The leaves are narrow or broadly elliptic, occasionally oblong, 1-4.6 cm long and 0.5-1.2 cm wide, acute basally, gradually acute at apex, serrulate to crenate-serrate marginally, and glabrous. They are puberulent along the midrib below and pinnately veined. The petiole is 1.5 to 3 mm long.

Blooming between August and April, the inflorescence is a raceme with several flowers. The rachis is 1 to 4 cm long, while the pedicel is 1 to 2 mm and articulated with the calyx. The hypanthium is 1 to 1.6 mm, glabrous, with lobes of 0.8 to 1.5 mm, and apically ciliate or glabrous. The corolla is cylindrical and 5 to 7.5 mm, glabrous on the outside and white, sometimes with pink or reddish tints. The thecae has two apical spurs, the tubules 1.2 to 1.8 mm.

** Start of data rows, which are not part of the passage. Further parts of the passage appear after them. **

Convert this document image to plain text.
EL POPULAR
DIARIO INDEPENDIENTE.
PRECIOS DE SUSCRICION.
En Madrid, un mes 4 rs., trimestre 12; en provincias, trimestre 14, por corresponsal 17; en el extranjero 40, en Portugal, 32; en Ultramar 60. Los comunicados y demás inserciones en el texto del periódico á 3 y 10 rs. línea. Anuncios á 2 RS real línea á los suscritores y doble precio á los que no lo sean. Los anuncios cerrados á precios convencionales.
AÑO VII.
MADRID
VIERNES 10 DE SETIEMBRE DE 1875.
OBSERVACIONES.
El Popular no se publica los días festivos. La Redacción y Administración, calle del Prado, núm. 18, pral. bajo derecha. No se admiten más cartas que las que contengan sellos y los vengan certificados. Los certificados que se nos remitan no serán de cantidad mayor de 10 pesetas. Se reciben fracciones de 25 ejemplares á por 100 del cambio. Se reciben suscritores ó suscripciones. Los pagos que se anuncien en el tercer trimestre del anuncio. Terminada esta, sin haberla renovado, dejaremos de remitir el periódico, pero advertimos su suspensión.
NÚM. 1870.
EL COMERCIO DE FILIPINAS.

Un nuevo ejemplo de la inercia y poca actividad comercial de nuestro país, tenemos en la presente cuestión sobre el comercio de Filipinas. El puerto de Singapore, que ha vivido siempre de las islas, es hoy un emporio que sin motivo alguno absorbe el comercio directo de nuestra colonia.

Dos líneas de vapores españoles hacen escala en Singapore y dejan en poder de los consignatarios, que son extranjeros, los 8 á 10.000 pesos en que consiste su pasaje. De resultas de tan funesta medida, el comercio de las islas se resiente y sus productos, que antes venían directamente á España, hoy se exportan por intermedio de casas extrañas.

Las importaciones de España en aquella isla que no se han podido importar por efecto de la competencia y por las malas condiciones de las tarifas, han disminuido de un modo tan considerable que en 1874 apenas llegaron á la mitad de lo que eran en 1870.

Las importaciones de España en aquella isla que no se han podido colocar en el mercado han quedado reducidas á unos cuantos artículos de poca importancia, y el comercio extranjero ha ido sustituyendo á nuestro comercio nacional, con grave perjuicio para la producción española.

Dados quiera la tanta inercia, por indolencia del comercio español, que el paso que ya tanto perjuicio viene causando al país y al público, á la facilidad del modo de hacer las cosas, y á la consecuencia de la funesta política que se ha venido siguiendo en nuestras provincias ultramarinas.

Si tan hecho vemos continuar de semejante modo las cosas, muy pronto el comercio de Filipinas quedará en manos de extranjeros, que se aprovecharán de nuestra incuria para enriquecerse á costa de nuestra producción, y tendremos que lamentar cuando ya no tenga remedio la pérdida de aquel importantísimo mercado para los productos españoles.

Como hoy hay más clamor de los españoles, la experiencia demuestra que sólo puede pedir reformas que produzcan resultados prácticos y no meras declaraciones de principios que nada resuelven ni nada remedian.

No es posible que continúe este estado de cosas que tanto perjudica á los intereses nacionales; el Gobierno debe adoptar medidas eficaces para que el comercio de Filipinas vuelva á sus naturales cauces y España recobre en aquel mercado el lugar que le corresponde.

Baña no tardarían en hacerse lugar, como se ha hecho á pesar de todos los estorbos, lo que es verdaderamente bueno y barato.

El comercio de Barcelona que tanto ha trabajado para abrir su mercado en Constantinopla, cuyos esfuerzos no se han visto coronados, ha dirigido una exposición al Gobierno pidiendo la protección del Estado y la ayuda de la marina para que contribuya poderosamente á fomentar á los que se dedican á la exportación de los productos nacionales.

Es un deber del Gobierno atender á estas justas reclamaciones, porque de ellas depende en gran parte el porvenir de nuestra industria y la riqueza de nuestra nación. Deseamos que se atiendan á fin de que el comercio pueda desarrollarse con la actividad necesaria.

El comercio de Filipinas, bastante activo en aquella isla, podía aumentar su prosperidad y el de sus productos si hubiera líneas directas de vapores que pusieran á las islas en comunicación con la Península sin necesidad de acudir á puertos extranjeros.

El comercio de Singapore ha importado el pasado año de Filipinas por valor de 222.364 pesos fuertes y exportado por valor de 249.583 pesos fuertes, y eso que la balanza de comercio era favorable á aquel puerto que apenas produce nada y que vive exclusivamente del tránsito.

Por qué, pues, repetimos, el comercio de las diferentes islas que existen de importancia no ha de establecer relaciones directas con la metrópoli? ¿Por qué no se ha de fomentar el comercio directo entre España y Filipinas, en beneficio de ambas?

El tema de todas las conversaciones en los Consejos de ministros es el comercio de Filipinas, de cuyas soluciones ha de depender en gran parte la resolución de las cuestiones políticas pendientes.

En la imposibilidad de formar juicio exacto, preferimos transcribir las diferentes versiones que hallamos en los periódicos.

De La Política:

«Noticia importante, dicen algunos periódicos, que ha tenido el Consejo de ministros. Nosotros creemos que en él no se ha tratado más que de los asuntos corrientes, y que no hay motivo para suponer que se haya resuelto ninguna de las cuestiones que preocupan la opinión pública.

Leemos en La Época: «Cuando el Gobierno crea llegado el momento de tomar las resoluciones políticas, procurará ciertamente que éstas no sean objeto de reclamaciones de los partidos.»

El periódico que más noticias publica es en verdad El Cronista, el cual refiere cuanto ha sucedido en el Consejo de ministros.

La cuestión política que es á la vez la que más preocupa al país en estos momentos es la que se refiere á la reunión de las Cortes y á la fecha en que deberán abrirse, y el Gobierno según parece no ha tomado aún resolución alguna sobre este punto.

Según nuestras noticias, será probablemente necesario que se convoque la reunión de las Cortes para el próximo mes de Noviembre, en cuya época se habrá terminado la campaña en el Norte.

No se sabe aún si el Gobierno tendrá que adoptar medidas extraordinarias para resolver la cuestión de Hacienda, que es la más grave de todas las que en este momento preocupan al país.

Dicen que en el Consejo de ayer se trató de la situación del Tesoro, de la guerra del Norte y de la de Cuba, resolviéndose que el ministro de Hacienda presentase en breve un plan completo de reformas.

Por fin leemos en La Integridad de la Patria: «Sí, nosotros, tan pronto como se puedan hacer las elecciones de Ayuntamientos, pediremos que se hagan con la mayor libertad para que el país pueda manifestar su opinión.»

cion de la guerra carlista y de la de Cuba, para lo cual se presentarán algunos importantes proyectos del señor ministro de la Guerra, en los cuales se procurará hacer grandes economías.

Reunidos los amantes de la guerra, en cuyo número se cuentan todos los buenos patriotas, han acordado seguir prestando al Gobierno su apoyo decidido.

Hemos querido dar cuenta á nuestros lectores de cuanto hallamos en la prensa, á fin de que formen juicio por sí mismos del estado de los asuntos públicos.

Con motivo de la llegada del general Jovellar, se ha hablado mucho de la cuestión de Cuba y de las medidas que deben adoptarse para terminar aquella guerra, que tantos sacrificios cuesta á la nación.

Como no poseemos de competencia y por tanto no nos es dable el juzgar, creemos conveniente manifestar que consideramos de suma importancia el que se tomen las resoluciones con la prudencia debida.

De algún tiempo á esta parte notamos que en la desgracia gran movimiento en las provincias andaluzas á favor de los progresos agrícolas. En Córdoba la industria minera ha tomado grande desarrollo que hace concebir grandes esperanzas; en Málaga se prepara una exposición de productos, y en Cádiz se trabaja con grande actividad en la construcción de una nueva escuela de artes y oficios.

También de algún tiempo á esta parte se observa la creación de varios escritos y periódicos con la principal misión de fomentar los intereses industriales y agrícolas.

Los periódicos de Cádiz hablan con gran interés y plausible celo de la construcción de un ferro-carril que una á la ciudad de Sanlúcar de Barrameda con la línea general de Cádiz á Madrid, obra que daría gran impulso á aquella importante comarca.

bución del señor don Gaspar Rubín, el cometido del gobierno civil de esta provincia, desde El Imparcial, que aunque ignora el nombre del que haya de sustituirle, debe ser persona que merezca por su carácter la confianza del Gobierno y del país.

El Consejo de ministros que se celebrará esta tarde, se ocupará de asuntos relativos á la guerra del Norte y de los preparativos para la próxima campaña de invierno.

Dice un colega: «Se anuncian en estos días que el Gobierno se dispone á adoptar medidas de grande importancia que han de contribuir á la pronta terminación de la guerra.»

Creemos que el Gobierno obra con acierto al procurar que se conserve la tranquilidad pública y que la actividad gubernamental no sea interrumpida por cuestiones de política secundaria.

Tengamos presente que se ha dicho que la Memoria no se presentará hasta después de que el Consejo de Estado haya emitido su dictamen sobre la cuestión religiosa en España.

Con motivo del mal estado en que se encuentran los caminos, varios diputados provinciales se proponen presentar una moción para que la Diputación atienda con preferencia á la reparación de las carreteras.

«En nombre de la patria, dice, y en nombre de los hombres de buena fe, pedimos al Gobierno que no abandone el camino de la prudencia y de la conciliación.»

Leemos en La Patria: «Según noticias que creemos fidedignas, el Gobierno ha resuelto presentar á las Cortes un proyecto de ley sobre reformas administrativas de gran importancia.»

The fruit is spherical, 5 to 6 mm in diameter, glabrous, and reddish to purple-black when ripe. It contains numerous small seeds and a small amount of pulp.

The cytology is 2n = 48. The plant reproduces from its rhizome, which is used as a dispersal method in nature, similarly to species of the Rubus genus.

=== Similar species ===
The fruit can be confused with that of the very similar looking Pernettya coriacea, which possesses a toxic compound tentatively named pernettine.

== Distribution and habitat ==
The species is found in the montane forests of southern Mexico, Honduras, Costa Rica, and Panama at altitudes of 2100-3100 m above mean sea level. In Costa Rica, it is found in the Talamanca mountain range and the Central Volcanic mountain range.

The plant takes advantage of disturbed areas and edges of the oak forest or páramo for its development, where it is common to find it. As its flowering coincides with the wet season and its fruiting with the beginning of the dry season, the fruits can commonly be found in December and February and even until April.

== Uses ==
Although it can be confused with a toxic species, the fruit can be consumed directly. It is also used for the manufacture of juice and jelly, resembling the flavor of those produced with other more common Vaccinium species while acquiring consistencies very similar to those produced with blackberries.